Chinese Pastor, Detained in December, Comes Under New Charges From Regime
by Jordan Hilger, Worthy News Correspondent
(Worthy News) – Chinese pastor Wang Yi, who was arrested in December on charges of “inciting subversion of state power,” has now been charged again by the Chinese government with “illegal business activities.”
An elder at a Beijing house church told Radio Free Asia that Chinese Christians see the charge as nonsensical, as Wang was neither involved in the sale of Bibles nor any other kind of Christian literature that could be construed as an illegal business.

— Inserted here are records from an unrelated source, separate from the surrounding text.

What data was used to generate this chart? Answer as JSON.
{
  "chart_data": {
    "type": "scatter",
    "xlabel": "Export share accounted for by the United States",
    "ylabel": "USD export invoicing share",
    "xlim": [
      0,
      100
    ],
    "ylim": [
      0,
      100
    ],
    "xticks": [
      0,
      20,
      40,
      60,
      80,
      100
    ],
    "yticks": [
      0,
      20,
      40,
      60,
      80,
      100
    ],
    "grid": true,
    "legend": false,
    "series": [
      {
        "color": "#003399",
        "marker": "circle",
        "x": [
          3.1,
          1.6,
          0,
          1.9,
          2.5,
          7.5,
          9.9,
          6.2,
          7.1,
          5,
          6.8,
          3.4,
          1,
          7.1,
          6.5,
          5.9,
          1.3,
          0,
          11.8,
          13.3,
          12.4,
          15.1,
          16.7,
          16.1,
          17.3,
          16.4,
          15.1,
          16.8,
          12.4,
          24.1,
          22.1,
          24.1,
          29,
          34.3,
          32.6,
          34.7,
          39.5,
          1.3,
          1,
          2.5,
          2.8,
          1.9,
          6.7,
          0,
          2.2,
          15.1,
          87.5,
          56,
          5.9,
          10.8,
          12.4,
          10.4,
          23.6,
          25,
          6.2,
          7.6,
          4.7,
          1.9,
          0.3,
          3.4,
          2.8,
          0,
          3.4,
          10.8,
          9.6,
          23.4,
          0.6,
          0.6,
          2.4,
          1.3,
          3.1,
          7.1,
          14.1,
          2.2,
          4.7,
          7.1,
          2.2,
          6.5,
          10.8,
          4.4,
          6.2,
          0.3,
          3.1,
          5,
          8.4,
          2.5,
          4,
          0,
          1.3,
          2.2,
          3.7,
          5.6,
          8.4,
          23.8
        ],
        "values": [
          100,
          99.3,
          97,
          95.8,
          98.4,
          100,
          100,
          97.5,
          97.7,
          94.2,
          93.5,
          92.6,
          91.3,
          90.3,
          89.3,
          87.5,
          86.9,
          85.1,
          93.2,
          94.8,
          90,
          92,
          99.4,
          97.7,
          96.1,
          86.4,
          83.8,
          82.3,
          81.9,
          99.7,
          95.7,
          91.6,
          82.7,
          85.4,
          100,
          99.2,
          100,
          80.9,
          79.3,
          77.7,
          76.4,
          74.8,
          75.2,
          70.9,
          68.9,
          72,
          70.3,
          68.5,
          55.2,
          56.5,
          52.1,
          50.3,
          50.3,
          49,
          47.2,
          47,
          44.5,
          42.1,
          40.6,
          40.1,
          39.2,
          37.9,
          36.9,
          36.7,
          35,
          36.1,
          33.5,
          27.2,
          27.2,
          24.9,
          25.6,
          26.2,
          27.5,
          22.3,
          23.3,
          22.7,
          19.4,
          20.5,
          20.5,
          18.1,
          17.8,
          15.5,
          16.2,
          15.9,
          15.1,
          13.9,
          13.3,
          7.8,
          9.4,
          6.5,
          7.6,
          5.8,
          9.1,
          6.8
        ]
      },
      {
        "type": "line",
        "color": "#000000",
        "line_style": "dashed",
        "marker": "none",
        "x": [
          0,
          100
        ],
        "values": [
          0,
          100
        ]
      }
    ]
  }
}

As an addendum to the new charges, members of Wang’s Early Rain Covenant Church in Chengdu, Sichuan Province, 100 of whom were rounded up along with their pastor in early December, were reportedly asked to make false accusations against him—on pain of having their hands and feet manacled for more than 10 days to keep them from sleeping.
“If God decides to persecute the church by the Chinese Communist regime…I am very happy to obey God’s arrangement, because his arrangement is always loving and beautiful,” Wang wrote in an open letter penned in September 2018, which was published by church members, according to his instructions, 48 hours after his disappearance in December.
“I also understand that this is precisely the reason why the Chinese Communist regime is full of fear for a church that no longer fears it,” the letter explains.
Wang Yi was a constitutional scholar and human rights attorney before his conversion to Christianity in 2005.
Earlier, in 2004, he had been listed as one of the 50 most influential Chinese intellectuals by Southern People Weekly, a magazine for Chinese culture and current affairs.